Chiavari. I ragazzi del terzo anno del corso Grafici dell’Istituto Caboto di Chiavari hanno vinto il primo premio, sia a livello regionale che nazionale, alla 18^ edizione del concorso bandito dal Miur in collaborazione con l’Unione delle Comunità Ebraiche, “I giovani ricordano la Shoah”.

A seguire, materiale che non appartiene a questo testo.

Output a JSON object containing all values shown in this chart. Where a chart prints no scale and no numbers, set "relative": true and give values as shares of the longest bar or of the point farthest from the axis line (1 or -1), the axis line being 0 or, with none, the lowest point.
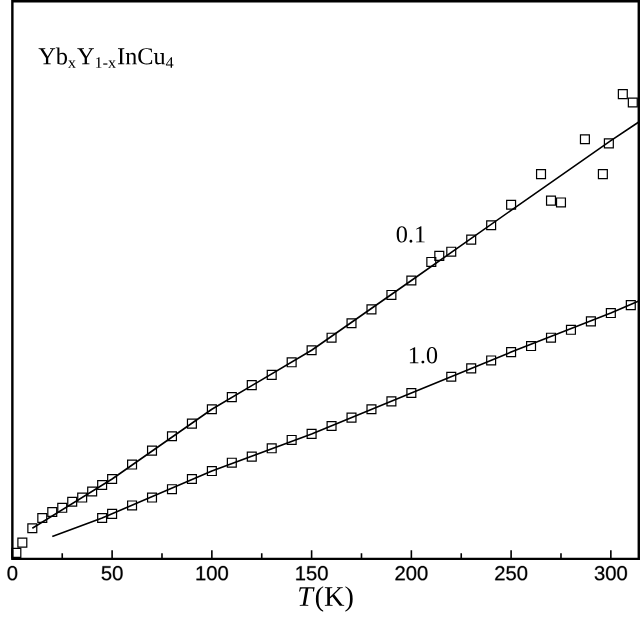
{
  "chart_data": {
    "type": "scatter",
    "relative": true,
    "xlabel": "*T*(K)",
    "annotations": [
      "Yb$_{x}$Y$_{1-x}$InCu$_{4}$"
    ],
    "xlim": [
      0,
      314
    ],
    "xticks": [
      0,
      50,
      100,
      150,
      200,
      250,
      300
    ],
    "marker": "square",
    "grid": false,
    "series": [
      {
        "name": "0.1",
        "color": "#000000",
        "x": [
          2,
          5,
          10,
          15,
          20,
          25,
          30,
          35,
          40,
          45,
          50,
          60,
          70,
          80,
          90,
          100,
          110,
          120,
          130,
          140,
          150,
          160,
          170,
          180,
          190,
          200,
          210,
          214,
          220,
          230,
          240,
          250,
          265,
          270,
          275,
          287,
          296,
          299,
          306,
          311
        ],
        "values": [
          0.013,
          0.035,
          0.066,
          0.088,
          0.101,
          0.11,
          0.123,
          0.132,
          0.145,
          0.159,
          0.172,
          0.203,
          0.233,
          0.264,
          0.291,
          0.322,
          0.348,
          0.374,
          0.396,
          0.423,
          0.449,
          0.476,
          0.507,
          0.537,
          0.568,
          0.599,
          0.639,
          0.652,
          0.661,
          0.687,
          0.718,
          0.762,
          0.828,
          0.771,
          0.767,
          0.903,
          0.828,
          0.894,
          1.0,
          0.982
        ]
      },
      {
        "name": "1.0",
        "color": "#000000",
        "x": [
          45,
          50,
          60,
          70,
          80,
          90,
          100,
          110,
          120,
          130,
          140,
          150,
          160,
          170,
          180,
          190,
          200,
          220,
          230,
          240,
          250,
          260,
          270,
          280,
          290,
          300,
          310
        ],
        "values": [
          0.088,
          0.097,
          0.115,
          0.132,
          0.15,
          0.172,
          0.189,
          0.207,
          0.22,
          0.238,
          0.256,
          0.269,
          0.286,
          0.304,
          0.322,
          0.339,
          0.357,
          0.392,
          0.41,
          0.427,
          0.445,
          0.458,
          0.476,
          0.493,
          0.511,
          0.529,
          0.546
        ]
      },
      {
        "type": "line",
        "color": "#000000",
        "marker": "none",
        "x": [
          10,
          50,
          100,
          150,
          200,
          250,
          300,
          314
        ],
        "values": [
          0.066,
          0.172,
          0.322,
          0.449,
          0.599,
          0.75,
          0.9,
          0.94
        ]
      },
      {
        "type": "line",
        "color": "#000000",
        "marker": "none",
        "x": [
          20,
          45,
          100,
          150,
          200,
          250,
          300,
          314
        ],
        "values": [
          0.048,
          0.088,
          0.189,
          0.269,
          0.357,
          0.445,
          0.529,
          0.555
        ]
      }
    ]
  }
}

Gli studenti hanno realizzato un Libro po-up “Sul filo delle parole”, sviluppando espressioni raccolte nell’incontro del 9 ottobre a Genova con la senatrice Liliana Segre. Questa la motivazione del premio: “Il lavoro della classe si è concretizzato nella realizzazione di un libro interattivo che non si esaurisce nella valenza fortemente simbolica ma propone una lettura della storia fatta di immagini e parole. Attraverso l’originale elaborato, gli alunni individuando alcuni termini chiave, propongono uno strumento che permette di scegliere tra alternative contrapposte. Emergono con forza alcune parole accuratamente scelte, che divengono simbolo di quello che l’uomo non dovrebbe mai dimenticare. Il lavoro indica che si può operare una scelta tra giustizia e ingiustizia, tra solidarietà e indifferenza, segnalando nel finale che ‹‹la speranza ha due bellissimi figli: lo sdegno di fronte alla realtà delle cose e il coraggio per cambiarle››”.
Adesso, un gruppetto di loro potrà visitare i campi di concentramento di Auschwitz e Birkenau, mentre un altro parteciperà ad una iniziativa al Quirinale, con il Presidente della Repubblica Sergio Mattarella, portando con sè il libro.